Pour assurer son bon fonctionnement et une bonne intégration des États membres, la CEMAC a mis en place des mécanismes de règlement des différends. Certains auteurs sont sceptiques quant à l'efficacité de ces mécanismes.

Le Professeur Saidou Nourou Tall dans son ouvrage intitulé « Droit du contentieux international africain »51(*), analyse en profondeur les contentieux des droits communautaires africains. Il présente la Cour de justice de la CEMAC comme un outil juridique essentiel à la construction d'un ordre juridique intégré en Afrique centrale. L'auteur apporte des éclaircissements sur la spécificité du contentieux communautaire de la CEMAC qui repose sur une architecture inspirée du droit de l'Union européen, mais qui reste confronté à des limites structurelles52(*).Pour lui, le contentieux de la CEMAC reste confronté à des limites importantes, identifiées souvent par la portée déclaratoire des arrêts, le manque d'effectivité des mécanismes d'exécution et un accès restreint pour les particuliers. Il souligne enfin que la Cour de justice de la CEMAC incarne un instrument de juridicisation du droit communautaire encore perfectible, mais portée d'une lueur d'espoir pour la gouvernance juridique régionale plus intégrée.

François Epoma dans sa thèse de doctorat soutenue à l'Université de Reims, intitulée « Intégration économique sous régionale en Afrique : exemple de l'Afrique centrale »53(*) pense que les principales causes de l'échec de l'intégration en Afrique centrale résultent d'un mimétisme institutionnel inadapté aux réalités locales. Dans le cas de l'UDEAC, il souligne que le cadre institutionnel mis en place a été largement inspiré du modèle utilisé dans le monde, notamment celui del'Europe. C'est pourquoi « le système n'a pas évolué dans le sens d'uniformisation ».Donc, la « CEMAC prend la relève de l'UDEAC pour approfondir et dynamiser le processus engagéet surtout pour pallier aux carences de l'UDEAC ». Toutefois, la principale difficulté demeure dans le non-respect des engagements internationaux des États membres.

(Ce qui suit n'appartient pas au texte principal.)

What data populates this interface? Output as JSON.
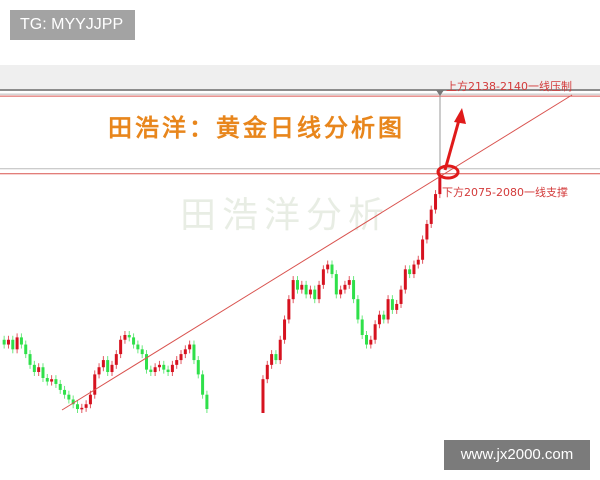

Aliyou Sali dans son mémoire de fin d'étude de master intitulé « L'attitude des États de la CEMAC face au conflit de Bakassi et ses effets sur l'institution »54(*), pense que l'absence d'implication de la CEMAC dans un contentieux majeur touchant l'un ses membres révèle l'absence de solidarité de l'institution régionale en matière de défense et de la diplomatie commune. En effet, les États membres de la CEMAC ont gardé une posture attentiste voire passive qui met la lumière sur les limites de la communauté dans le soutien à ses membres, dans un contexte aussi grave qu'un différend frontalier. L'attitude de la CEMAC quant à son incapacité à agir comme médiateur dans certaines crises doit être nuancée à certains contextes. Elle est d'abord une organisation à caractère économique.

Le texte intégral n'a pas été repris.